The most accurate clock ever developed in Switzerland, the FOCS-1 device, started operating in 2004. It stands in a laboratory of the Swiss Federal Office of Metrology METAS in Bern. Were you to come back and look at it in 30 million years’ time, it would not have deviated by more than one second.
It is one of five atomic clocks in the Time and Frequency Laboratory, which cooperates with 45 similar institutions around the world and a total of around 250 atomic clocks to provide the data used to compute Coordinated Universal Time (UTC), against which the times in all time zones are calculated.
Where a mechanical clock uses the oscillation of a pendulum to divide time into equal intervals, an atomic clock uses the oscillations that take place inside atoms when they are shot into a magnetic field. The frequency of this atomic oscillation is always the same, which is why it is so valuable as a standard for defining time.
The first atomic clock was built in the US in 1949, and the accuracy of such clocks has improved considerably over the years. Since the atoms oscillate so fast, they can normally only be observed for a short time, which limited the accuracy with which they could be measured.
The latest generation of atomic clocks – including the new Swiss one – uses lasers to cool the atoms to a temperature close to absolute zero. This slows them down from 200 meters/second to six meters/second. It is these «slow» atoms which are then fired into the magnetic field which makes them oscillate.
What is unique about the Swiss clock is that it shoots the atoms in a continuous beam rather than a spasmodic one. As a result, the atoms collide less frequently with each other, making the measurement more precise.
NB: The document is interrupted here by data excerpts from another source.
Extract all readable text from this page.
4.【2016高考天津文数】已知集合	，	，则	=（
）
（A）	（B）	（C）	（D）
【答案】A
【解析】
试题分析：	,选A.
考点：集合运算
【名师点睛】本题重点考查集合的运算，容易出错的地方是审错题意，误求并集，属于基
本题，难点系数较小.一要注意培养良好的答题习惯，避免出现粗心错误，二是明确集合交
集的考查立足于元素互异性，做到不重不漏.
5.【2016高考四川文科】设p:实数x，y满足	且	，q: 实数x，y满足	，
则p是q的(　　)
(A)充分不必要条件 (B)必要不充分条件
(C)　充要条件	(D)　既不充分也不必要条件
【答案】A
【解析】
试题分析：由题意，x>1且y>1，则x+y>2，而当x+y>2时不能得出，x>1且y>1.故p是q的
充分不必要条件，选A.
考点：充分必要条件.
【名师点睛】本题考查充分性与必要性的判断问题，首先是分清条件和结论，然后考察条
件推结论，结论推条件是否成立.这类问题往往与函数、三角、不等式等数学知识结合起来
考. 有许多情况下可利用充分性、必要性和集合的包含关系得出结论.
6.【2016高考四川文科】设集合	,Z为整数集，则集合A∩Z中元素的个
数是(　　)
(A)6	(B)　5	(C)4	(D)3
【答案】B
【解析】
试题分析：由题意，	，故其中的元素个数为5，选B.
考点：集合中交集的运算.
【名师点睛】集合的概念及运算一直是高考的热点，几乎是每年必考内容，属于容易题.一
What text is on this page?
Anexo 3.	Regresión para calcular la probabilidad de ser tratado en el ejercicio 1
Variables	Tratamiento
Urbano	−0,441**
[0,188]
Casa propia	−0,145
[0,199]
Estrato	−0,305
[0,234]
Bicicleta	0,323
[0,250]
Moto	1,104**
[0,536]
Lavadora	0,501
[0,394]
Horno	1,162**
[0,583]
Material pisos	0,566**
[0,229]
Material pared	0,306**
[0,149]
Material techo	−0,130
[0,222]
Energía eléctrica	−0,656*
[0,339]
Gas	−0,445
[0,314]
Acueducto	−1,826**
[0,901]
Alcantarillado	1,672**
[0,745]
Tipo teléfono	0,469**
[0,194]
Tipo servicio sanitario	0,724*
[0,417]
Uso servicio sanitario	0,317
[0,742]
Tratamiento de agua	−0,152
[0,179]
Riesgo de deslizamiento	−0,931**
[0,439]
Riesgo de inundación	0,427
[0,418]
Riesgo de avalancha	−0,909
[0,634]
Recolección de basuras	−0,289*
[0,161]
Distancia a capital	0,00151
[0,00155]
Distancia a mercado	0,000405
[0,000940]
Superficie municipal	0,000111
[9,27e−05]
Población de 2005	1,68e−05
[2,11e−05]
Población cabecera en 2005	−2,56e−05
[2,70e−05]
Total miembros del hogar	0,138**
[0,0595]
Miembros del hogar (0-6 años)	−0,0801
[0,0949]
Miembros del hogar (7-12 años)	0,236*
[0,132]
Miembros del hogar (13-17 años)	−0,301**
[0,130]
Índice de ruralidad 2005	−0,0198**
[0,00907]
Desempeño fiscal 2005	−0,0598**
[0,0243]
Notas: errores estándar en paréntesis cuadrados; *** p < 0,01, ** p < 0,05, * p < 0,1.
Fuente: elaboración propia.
Such extreme accuracy might at first sight seem superfluous. But it has a number of applications, apart from setting the official time around the world. Satellite navigation systems depend on atomic clocks, and the more closely synchronised they are, the more accurate the data the systems can deliver. Radio telescopes round the world can be synchronised as they observe the same point in the heavens, creating in effect a single telescope whose diameter is that of the earth.